Ran: I watched this years ago, and was bored to tears, but that was back when I had little tolerance for anything more than 3-4 years old, foreign, or slow-paced. Coming back to it now is like a revelation. Ran is Akira Kurosawa's beautiful, sorrowful take on King Lear. An aging Lord, Hidetora, divides up his kingdom amongst his three sons, and then stands back and watches as they turn on one another. What I like about Kurosawa's version is that Hidetora is no saint. You feel sorry for him, but at the same time, can't help but feel it's fate coming back on him for all the awful things he's done in his years of plunder and conquest. Kurosawa made this film at age 75 and you can't help but think that he might not have been able to make it at any other age. In the hands of a younger director, the temptation would have been to turn Hidetora into a cautionary character. But, Kurosawa understands a life fully lived, with regrets and disappointments, and Hidetora never descends into parody or morality. A fantastic movie that will rank highly amongst the best the 80s have to offer.

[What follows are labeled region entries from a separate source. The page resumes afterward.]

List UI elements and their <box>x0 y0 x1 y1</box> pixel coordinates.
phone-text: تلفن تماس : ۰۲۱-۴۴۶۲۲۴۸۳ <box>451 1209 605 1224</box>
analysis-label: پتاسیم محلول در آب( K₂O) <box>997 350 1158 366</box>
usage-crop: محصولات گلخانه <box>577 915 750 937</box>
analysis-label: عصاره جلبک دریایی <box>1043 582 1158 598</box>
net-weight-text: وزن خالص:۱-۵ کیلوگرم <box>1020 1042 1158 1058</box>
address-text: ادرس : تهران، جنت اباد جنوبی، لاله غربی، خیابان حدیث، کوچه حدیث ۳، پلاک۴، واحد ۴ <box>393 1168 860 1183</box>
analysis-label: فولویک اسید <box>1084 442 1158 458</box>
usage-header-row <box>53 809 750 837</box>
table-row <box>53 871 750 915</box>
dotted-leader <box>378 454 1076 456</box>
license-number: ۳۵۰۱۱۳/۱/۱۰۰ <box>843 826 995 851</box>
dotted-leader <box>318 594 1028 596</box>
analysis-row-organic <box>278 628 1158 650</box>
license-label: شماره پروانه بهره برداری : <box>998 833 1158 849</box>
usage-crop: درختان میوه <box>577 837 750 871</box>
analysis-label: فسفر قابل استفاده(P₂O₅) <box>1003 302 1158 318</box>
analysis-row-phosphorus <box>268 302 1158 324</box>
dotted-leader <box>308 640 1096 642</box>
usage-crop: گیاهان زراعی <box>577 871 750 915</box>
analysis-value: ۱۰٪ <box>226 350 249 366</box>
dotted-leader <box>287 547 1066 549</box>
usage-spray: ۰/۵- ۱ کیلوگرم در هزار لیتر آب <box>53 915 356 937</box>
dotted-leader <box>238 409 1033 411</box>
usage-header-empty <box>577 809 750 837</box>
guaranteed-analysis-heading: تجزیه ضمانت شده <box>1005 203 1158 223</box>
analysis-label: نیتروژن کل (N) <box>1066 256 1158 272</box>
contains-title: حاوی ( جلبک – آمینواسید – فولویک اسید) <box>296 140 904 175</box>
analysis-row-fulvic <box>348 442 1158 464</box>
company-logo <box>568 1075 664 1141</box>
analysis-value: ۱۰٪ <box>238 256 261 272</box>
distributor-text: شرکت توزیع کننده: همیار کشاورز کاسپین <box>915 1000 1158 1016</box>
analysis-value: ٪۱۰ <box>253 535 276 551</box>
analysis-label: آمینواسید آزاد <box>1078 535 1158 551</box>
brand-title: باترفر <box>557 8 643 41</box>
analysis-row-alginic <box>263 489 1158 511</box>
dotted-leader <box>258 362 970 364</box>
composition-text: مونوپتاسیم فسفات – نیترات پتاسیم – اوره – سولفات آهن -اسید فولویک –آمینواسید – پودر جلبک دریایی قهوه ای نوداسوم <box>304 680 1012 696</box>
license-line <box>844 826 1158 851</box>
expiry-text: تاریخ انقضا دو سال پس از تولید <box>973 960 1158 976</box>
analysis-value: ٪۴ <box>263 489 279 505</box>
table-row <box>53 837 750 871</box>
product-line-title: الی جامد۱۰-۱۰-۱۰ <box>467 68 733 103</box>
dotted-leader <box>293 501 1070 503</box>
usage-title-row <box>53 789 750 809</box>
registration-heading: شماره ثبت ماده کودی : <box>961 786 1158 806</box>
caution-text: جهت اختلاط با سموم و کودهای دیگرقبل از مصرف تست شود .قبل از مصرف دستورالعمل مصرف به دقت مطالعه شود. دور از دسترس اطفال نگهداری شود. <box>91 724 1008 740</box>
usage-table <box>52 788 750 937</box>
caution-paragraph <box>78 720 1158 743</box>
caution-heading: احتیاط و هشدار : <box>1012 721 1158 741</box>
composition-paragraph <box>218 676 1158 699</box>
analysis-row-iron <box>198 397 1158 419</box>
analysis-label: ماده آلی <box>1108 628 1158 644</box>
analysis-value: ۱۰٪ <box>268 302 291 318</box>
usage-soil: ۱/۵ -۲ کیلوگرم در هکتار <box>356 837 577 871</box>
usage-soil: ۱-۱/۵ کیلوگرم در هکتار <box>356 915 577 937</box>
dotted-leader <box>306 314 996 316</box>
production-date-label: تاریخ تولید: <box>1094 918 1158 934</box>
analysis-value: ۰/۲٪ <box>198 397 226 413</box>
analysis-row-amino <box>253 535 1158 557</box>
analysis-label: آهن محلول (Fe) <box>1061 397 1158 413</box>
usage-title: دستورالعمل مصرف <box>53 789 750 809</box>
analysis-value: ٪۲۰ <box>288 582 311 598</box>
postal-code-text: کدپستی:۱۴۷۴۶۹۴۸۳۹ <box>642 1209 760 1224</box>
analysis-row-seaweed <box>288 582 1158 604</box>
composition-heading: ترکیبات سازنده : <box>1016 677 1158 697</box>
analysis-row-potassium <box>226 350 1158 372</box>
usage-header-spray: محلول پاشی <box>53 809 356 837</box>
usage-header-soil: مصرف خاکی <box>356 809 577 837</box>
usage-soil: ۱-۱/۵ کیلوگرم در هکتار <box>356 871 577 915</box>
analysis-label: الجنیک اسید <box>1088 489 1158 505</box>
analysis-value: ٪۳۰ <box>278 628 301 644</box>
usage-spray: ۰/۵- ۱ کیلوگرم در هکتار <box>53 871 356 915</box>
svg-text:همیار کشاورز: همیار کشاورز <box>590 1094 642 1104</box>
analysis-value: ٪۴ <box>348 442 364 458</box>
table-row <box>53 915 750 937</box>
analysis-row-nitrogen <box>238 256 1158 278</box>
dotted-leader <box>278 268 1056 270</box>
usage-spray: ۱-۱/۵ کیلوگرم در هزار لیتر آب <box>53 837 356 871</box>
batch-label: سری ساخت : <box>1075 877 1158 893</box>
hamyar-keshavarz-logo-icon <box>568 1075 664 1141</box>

A Room With A View: I'll be honest, the main reasons I saw this movie were threefold: 1) It's something actually available in my terrible, terrible local video stores; 2) It was less than two hours and I really didn't want to rent anything else over two hours when I was already renting Ran; and 3) Denholm Elliott is in it (I just finished watching Indiana Jones and the Last Crusade, and forget what anyone says, Elliott steals the film as Marcus Brody, not Sean Connery). I've never been much for period/costume dramas, and was a little leery of anything Merchant & Ivory (Since the only M&I film I'd seen was Le Divorce which irritated and bored me). But, this was terriffic, a beautifully photographed love story. Young Lucy Honeychurch (a 19-year-old Helena Bonham Carter) is on vacation in Italy where she meets the free-spirited George Emerson (Julian Sands) and falls for him, but social graces and all prohibit that and she returns to England and finds herself quickly engaged to bookish Cecil (Daniel Day Lewis), but complications come up when Cecil meets the Emersons in an art gallery, and knowing nothing of their past in Italy, has them rent out a cottage just up the road from Lucy. It's a rapturous, and surprisingly funny love story. A real surprise, this will figure prominently in my list, as well.